Es stehen mittlerweile mehrere Studienergebnisse zur Verfügung, die aufzeigen, dass die Überzeugung von der Gefährlichkeit der Kampfhunde ein Mythos ist. Zum Beispiel führt die amerikanische Organisation ATTS (American Temperament Test Society, Inc.) verschiedene Temperamenttests durch. Über das Temperament von Pitbulls konnte sich Carl Herkstroeter (ATTS-Vorstand) sehr positiv äußern. Keiner dieser rund tausend Pitbulls wiesen Aggressionsprobleme vor. All diese Hunde waren, laut Herkstroeter, ausgeglichen, stabil und konnten mit Kindern gut umgehen.

Forscher der School of Veterinary Medicine in Pennsylvania befragten tausende Hundehalter. Das Ergebnis mag so manchen Kampfhundgegner verblüffen: Keine Kampfhundrasse stand auf Platz Eins der aggressivsten Hunden, sondern der Dackel greift mit Abstand am häufigsten Menschen an.

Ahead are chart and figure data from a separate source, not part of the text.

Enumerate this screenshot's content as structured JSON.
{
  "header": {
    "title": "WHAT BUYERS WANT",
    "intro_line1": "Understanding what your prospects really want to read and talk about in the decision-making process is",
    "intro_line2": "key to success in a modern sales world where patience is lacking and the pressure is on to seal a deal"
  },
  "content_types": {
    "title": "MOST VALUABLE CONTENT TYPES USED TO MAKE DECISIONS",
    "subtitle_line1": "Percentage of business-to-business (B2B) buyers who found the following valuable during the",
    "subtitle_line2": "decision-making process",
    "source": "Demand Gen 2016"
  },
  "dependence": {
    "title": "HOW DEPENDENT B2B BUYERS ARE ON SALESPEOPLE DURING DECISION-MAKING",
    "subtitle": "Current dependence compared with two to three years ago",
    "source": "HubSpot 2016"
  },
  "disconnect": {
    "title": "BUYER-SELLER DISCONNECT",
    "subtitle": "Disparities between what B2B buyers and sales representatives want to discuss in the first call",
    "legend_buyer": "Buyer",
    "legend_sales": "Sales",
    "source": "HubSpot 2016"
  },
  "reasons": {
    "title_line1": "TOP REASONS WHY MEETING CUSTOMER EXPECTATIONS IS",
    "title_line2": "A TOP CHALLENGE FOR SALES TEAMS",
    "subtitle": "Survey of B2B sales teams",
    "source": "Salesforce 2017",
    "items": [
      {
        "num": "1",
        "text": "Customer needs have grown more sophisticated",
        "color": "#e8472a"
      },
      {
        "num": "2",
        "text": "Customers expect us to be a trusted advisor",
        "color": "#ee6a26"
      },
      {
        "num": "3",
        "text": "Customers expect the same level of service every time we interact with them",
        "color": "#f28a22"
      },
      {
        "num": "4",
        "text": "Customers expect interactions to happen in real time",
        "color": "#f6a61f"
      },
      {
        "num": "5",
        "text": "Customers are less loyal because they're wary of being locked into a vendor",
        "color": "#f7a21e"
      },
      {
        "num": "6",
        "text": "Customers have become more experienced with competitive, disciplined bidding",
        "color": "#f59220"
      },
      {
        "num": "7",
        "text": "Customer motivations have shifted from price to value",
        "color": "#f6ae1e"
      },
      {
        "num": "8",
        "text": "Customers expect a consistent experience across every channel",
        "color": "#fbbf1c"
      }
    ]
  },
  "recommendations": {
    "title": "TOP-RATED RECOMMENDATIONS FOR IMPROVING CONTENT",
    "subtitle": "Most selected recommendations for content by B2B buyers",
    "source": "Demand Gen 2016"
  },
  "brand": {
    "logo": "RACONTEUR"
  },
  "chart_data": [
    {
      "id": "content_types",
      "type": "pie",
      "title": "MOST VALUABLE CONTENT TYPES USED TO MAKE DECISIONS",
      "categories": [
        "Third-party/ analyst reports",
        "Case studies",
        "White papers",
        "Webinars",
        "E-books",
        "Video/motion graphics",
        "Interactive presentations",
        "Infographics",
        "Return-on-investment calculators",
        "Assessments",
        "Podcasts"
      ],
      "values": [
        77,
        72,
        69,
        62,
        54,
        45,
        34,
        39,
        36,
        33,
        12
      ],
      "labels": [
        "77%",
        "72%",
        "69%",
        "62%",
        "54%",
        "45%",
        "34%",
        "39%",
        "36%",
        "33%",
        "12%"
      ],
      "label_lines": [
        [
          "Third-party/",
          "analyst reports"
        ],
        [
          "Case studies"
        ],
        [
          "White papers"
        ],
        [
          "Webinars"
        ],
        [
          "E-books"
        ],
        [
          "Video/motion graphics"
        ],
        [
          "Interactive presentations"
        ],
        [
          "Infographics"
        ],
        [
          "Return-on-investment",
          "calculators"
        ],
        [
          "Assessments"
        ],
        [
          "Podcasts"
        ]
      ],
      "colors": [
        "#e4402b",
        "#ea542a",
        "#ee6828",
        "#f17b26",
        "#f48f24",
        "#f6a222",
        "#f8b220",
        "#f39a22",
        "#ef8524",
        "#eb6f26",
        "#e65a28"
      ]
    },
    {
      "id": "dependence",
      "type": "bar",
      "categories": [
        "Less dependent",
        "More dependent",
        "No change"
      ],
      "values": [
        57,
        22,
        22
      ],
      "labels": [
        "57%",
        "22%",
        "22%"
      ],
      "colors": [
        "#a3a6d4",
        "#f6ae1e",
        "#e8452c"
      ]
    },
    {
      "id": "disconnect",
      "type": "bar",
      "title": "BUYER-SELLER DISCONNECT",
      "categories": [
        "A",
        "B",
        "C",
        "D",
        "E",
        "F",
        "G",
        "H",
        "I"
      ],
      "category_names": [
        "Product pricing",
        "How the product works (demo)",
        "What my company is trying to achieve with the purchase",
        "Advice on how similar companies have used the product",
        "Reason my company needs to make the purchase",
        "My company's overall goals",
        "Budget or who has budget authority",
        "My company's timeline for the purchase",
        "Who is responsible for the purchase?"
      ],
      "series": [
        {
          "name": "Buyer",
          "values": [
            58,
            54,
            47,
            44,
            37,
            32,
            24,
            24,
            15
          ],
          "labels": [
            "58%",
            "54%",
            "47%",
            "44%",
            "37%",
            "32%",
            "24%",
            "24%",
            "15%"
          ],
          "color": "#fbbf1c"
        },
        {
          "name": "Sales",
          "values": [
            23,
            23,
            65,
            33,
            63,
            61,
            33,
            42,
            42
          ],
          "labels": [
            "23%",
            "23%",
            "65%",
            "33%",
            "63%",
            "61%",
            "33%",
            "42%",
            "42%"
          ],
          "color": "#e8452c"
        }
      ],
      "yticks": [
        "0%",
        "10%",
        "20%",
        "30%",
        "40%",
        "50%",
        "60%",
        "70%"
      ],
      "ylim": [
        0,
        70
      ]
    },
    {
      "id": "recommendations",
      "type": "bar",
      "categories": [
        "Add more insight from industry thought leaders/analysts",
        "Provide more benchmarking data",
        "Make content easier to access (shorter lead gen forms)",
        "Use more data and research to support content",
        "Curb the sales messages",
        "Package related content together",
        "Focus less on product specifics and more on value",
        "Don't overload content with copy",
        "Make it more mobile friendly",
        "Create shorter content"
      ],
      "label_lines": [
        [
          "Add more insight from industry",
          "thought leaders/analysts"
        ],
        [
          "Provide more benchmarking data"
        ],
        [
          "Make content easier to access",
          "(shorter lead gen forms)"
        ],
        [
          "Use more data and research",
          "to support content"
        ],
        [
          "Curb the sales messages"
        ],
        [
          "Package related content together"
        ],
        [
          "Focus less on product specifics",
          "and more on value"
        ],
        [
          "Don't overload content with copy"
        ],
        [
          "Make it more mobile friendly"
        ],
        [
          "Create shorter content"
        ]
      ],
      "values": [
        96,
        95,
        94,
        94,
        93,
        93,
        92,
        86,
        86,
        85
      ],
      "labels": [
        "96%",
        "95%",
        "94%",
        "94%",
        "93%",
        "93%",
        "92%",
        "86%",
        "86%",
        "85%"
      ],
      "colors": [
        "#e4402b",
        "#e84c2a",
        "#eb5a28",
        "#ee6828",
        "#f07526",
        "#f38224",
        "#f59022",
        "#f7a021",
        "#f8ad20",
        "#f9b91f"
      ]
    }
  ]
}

Problem Hund oder Problem Mensch?

Als Fazit kann gesagt werden, dass aus jedem Hund ein gefährlicher Vierbeiner gemacht werden kann. Ein sogenannter Kampfhund ist nicht von Natur aus bissig. Faktoren wie fehlende Sozialisierung, falsche Erziehung und Umfeld des Hundes, spielen bei der Aggressivitätsentstehung eine Rolle. Zum Problemhund kann auch der Pudel werden, wenn er falsch behandelt wird.